Monday, December 28, 2015

HEROD STOP HEROD


Today is the Feast of the Holy Innocents, the celebration—if that’s what it is—of the slaughter of every male child under two in the region of Bethlehem by Herod’s henchmen.  It’s the part of the Christmas story that usually doesn’t get told.  It is commemorated in the third verse of the Coventry Carol:

Herod the King, in his raging,
Charged he hath this day;
His men of might, in his own sight,
All children young, to slay.

It’s not a part of Christmas that is clean and tidy. It’s not just.  It’s not peaceful.  It’s horrible.  And it keeps happening.

Many of us were moved by the photo of Aylan Kurdi, the three year old Syrian boy, who was washed up dead on the Turkish shore, when his family was fleeing the war, and trying to get to Greece.  No one knows for sure, but probably close to 15,000 Syrian children have been killed in the war.  Tens of thousands of Iraqi children have died in the last 12 years, as they have in Afghanistan.  As they have by the millions because of hunger, poverty and disease across the world.

All of this is human wrought.  And the Herods among us keep multiplying

Tomorrow is the 125th anniversary of the Massacre at Wounded Knee, in which 300 some Lakota people were slaughtered by the U. S. Army.  Tomorrow, or someday soon, the Obama administration is going to begin raids to deport the children and their parents who fled violence in Central America.  God knows when the next police shooting of an unarmed African-American will happen, but it will happen too soon.

I am tired of being outraged. And tired of feeling powerless to change. 

But I will not give up.  I will keep working to defy Herod and protect those he would slaughter.  Maybe I can’t do much, but I can at least bear witness.

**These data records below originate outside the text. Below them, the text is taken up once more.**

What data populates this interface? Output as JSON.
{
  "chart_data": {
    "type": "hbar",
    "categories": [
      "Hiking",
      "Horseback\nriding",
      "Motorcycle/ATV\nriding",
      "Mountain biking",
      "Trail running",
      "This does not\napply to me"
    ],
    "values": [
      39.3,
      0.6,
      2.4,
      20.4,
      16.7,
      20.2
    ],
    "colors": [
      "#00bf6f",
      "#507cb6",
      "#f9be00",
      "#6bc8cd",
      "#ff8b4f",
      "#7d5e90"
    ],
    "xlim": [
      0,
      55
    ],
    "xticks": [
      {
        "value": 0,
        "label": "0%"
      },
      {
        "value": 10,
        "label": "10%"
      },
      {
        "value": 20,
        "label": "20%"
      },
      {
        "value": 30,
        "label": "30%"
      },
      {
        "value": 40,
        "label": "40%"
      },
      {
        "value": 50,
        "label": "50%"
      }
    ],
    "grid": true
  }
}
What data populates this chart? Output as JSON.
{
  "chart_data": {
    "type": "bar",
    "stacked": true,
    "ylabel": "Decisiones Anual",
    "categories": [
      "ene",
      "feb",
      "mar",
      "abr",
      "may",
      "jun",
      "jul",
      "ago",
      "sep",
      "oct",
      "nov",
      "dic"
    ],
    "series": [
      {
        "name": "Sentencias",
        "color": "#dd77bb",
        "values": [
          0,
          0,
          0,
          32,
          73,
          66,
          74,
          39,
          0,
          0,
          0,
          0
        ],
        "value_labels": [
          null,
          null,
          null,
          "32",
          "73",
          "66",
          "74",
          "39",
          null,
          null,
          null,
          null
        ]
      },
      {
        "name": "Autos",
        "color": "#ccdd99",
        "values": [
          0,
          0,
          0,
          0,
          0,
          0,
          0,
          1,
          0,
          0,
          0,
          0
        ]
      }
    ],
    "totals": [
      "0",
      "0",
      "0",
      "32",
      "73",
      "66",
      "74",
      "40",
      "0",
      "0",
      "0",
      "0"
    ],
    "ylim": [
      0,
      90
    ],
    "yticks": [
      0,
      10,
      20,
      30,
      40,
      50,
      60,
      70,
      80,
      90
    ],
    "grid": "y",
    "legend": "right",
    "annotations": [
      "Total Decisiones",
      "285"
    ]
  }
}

I wrote this poem several years ago when the father of a young child—who had played Baby Jesus during Christmas—was deported.  It was recently published in RiverSedge magazine. I thank God the family is together again.  And I thank God that God is not going to give up on our sorrow and our struggle.

 
Baby Jesus’ dad got deported.

 
He wasn’t old.
He wasn’t wrong.
He wasn’t slick.
He was just there.

He was there riding a train.
He was there grilling a steak.
He was there picking up trash.
He was there, lying next to his wife,
The moonlight soft, the whisper slow.

 
Baby Jesus’ dad got deported.
We saw him off at the airport.
Forehead blessings. Tears. Promises
Of return.  There isn’t much
You can say to the baby Jesus
When the baby knows it all.
 
The nation will survive
Without baby Jesus’ dad.
The steak will be a bit overdone.
The reading and math a bit slow.
The nighttime drops of liquid moon
Will float and flee before the dawn.
 
Baby Jesus’ dad got deported.
He took his shoes off.
He emptied his pockets into the plastic tub.
He raised his arms for the magic wand.
He squeezed himself into the air.
 
Wave goodbye, baby Jesus.
Wave until your arm grows thorns.

Be justice. Be beauty.  Be sorrow clamoring for hope.

Patrick

Thursday, December 24, 2015

The Day Before


CHRISTMAS EVE

 
Our Marias are in labor, our children push
towards the light: In Syria, a girl dreams
of peace, on the border with Mexico,
a Honduran boy dips his toes and his heart
into the waters of the Rio Bravo.  In
Ferguson, in Staten Island, in Minneapolis,
those felled by bullets, by choke holds,
by the color of their skin are being born
again in voices that will not keep silent.
Where are our Josephs standing guard?
Where do our shepherds keep watch?
On the very edge of heaven, that
luminous space so close to earth
you can hear the heartbeat, you can
taste the blood, the angelic voices
strain against the command: wait
with your song until the birth occurs;
hold your wings against the darkness.
Who will join their chorus? Who will
speak the word that gives birth to joy?

Be justice. Be beauty. Be born anew.